Apparently, the title “University Capital of North America” is one worth tussling over. So far, a three-way international wresting match for bragging rights has developed among Boston, Montreal, and now Worcester.

It all started in January, when The Chronicle of Higher Education reported on a study by Montreal’s McGill University. Conveniently, the study found that Montreal, not Boston, was the capital of academe. Of the 30 largest metropolitan areas in North America, the study said, Montreal had more college students per 100 residents than did the next closest city, Boston–4.38 compared with 4.37. A mere 0.01 of a percentage point separated Montreal from the intellectual also-ran status now conferred on Boston.

To come up with that fateful number, McGill’s planning office divided the 145,798 university students in the Montreal area by the metropolitan population of 3.3 million. In comparison, the Boston metropolitan statistical area–defined by the US Census Bureau to be virtually all of eastern Massachusetts, including Boston, Worcester, and Lawrence–has 243,035 college students among its 5.56 million residents.

Worcester challenges Boston, Montreal for academic title

John Hoy, president of the Boston-based New England Board of Higher Education, did not dispute the McGill numbers, but neither did he take the usurpation lying down. Hoy told CommonWealth that Montreal is a “great city,” but Boston’s academic research and development would “wipe them right off the map.”

Then Worcester’s ivory-tower types weighed in.

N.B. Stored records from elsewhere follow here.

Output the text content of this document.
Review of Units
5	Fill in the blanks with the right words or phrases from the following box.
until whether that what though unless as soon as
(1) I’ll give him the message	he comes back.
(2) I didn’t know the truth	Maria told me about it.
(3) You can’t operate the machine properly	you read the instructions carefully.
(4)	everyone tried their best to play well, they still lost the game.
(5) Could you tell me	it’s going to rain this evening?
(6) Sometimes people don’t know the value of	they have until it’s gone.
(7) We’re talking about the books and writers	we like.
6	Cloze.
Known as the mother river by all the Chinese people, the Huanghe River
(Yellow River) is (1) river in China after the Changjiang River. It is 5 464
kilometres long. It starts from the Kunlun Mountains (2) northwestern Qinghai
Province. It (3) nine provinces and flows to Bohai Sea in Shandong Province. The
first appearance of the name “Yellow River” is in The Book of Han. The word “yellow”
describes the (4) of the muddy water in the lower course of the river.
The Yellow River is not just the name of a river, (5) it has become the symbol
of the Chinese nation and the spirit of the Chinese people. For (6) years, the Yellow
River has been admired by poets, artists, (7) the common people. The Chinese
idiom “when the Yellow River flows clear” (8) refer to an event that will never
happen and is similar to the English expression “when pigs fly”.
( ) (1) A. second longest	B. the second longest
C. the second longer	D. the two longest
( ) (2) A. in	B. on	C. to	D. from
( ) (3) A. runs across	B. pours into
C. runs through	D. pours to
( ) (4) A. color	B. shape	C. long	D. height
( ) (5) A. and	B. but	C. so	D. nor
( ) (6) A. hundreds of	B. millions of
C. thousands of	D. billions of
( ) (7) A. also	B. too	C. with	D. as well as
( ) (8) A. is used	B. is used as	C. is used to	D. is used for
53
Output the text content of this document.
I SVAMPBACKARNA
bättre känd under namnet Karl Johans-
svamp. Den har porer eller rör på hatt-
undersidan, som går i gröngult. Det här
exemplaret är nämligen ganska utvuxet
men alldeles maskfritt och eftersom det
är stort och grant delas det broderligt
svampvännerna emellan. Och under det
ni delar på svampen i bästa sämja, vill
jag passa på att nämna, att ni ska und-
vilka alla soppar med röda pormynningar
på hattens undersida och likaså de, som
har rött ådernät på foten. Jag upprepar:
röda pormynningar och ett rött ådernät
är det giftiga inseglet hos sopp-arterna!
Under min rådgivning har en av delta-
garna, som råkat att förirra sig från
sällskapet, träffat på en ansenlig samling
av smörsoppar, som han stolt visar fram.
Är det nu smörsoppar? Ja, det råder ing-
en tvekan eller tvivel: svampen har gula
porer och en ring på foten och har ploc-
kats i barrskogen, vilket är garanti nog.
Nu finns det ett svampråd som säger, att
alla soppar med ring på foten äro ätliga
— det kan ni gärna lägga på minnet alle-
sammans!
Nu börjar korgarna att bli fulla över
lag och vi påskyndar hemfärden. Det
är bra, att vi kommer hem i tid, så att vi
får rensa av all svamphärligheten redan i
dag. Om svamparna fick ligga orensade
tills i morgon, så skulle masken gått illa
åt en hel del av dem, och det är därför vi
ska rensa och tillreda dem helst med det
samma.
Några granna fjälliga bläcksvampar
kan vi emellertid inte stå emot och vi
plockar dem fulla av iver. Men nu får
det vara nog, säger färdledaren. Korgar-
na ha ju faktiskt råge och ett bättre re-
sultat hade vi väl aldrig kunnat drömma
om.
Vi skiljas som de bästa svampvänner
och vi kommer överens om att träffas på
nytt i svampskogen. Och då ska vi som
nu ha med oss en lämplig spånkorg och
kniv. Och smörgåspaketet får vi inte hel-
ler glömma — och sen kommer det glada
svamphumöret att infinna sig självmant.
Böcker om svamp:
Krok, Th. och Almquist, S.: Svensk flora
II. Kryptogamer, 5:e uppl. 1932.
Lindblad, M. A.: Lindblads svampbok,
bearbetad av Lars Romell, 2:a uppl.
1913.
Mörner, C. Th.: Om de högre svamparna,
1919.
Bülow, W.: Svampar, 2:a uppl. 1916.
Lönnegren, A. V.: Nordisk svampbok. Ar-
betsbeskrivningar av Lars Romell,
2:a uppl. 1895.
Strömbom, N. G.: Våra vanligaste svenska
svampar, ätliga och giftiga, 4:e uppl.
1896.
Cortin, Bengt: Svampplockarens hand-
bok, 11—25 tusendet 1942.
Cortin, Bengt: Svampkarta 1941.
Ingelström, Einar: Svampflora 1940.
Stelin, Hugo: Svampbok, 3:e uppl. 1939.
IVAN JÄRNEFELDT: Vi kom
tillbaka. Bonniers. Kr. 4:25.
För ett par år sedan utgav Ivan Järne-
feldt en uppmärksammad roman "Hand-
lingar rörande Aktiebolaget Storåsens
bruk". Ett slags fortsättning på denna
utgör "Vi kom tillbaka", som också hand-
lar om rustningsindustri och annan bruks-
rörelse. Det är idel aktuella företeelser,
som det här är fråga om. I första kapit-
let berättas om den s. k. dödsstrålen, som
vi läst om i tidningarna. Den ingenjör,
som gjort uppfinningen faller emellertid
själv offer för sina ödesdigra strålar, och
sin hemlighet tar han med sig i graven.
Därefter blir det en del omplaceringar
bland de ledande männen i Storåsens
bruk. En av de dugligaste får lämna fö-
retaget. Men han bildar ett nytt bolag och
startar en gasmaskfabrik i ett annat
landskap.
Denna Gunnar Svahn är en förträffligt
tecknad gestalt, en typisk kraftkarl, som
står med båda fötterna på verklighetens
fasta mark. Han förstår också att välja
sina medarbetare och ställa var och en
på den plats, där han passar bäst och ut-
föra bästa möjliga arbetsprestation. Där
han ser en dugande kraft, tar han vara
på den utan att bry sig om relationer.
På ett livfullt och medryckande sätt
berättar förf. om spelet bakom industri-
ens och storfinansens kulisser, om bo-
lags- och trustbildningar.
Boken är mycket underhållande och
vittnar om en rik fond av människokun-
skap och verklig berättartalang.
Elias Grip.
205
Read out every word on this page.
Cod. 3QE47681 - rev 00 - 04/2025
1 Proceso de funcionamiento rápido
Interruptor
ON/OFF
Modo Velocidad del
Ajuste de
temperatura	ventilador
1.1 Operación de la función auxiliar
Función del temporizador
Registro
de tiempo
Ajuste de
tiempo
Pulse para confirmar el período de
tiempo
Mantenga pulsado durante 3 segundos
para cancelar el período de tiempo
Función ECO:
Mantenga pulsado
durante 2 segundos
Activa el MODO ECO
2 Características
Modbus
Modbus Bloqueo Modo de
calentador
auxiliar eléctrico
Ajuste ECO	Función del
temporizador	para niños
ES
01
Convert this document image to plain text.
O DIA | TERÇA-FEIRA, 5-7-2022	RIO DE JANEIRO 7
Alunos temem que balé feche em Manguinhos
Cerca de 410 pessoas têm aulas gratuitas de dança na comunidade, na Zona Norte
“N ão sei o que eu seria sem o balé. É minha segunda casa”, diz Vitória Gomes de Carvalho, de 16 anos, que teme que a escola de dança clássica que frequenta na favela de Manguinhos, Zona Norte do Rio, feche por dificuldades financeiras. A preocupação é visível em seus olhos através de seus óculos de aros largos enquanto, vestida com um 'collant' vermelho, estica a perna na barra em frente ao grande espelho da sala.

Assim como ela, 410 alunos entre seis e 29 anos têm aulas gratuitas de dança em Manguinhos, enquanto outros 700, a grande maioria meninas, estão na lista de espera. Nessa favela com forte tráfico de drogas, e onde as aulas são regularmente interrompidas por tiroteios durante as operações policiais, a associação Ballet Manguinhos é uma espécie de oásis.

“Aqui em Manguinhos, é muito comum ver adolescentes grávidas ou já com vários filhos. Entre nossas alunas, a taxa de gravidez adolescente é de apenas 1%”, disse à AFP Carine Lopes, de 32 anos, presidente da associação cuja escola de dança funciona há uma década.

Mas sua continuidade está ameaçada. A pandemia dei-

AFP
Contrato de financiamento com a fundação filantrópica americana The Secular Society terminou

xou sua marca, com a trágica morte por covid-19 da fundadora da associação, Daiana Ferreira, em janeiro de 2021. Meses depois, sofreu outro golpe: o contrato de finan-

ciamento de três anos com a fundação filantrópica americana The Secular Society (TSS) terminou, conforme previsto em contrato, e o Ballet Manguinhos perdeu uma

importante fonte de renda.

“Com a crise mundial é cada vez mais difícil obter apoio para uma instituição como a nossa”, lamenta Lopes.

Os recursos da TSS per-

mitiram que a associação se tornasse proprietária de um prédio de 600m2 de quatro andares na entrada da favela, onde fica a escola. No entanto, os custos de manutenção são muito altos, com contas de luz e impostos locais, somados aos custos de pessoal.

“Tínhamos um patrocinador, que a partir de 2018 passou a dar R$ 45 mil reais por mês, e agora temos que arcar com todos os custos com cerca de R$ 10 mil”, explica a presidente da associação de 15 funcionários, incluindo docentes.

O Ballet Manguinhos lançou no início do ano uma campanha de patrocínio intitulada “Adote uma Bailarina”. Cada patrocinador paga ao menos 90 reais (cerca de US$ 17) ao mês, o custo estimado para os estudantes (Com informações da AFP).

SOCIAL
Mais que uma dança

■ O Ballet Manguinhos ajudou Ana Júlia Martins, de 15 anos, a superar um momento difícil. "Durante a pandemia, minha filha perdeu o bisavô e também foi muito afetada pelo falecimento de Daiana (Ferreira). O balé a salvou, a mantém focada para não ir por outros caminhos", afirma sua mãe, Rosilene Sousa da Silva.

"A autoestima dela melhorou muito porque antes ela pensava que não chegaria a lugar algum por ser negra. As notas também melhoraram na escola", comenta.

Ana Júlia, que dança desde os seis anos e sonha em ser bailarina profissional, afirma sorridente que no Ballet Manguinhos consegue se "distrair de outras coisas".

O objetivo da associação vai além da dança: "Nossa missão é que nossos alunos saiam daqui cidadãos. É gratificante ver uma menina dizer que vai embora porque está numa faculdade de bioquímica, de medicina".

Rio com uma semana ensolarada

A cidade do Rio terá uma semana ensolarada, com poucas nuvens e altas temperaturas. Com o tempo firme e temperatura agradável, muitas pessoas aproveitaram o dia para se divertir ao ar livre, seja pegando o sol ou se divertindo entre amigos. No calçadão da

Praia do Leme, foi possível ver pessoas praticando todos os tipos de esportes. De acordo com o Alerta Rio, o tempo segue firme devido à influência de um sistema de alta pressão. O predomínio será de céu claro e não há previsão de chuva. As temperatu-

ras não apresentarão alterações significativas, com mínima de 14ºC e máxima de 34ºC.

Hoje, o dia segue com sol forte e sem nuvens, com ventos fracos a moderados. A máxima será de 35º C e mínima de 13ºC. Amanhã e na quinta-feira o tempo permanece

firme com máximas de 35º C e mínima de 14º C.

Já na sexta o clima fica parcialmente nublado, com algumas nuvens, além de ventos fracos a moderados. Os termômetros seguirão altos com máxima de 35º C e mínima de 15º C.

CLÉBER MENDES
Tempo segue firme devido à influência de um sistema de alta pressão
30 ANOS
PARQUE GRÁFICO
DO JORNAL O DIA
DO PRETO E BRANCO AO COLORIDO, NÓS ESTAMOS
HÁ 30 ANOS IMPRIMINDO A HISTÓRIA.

When Fred Baus, executive director of the Colleges of Worcester Consortium, started getting calls about the Chronicle article from his member institutions, he did some math of his own. Lo and behold, he found that with nine colleges in 162,000-resident Worcester, there were about 15 college students per 100 residents in his burg. That puts Worcester in an intellectual stratosphere all its own.

Higher education in central Massachusetts is a force to be reckoned with, as “an economic entity as well as a developer of intellectual capital,” says Baus. And in this three-way race for scholarly recognition, he sees no reason for Worcester to finish out of the money.

“We’re helping Boston come in second,” Baus notes. “Why shouldn’t we go on our own and be first?”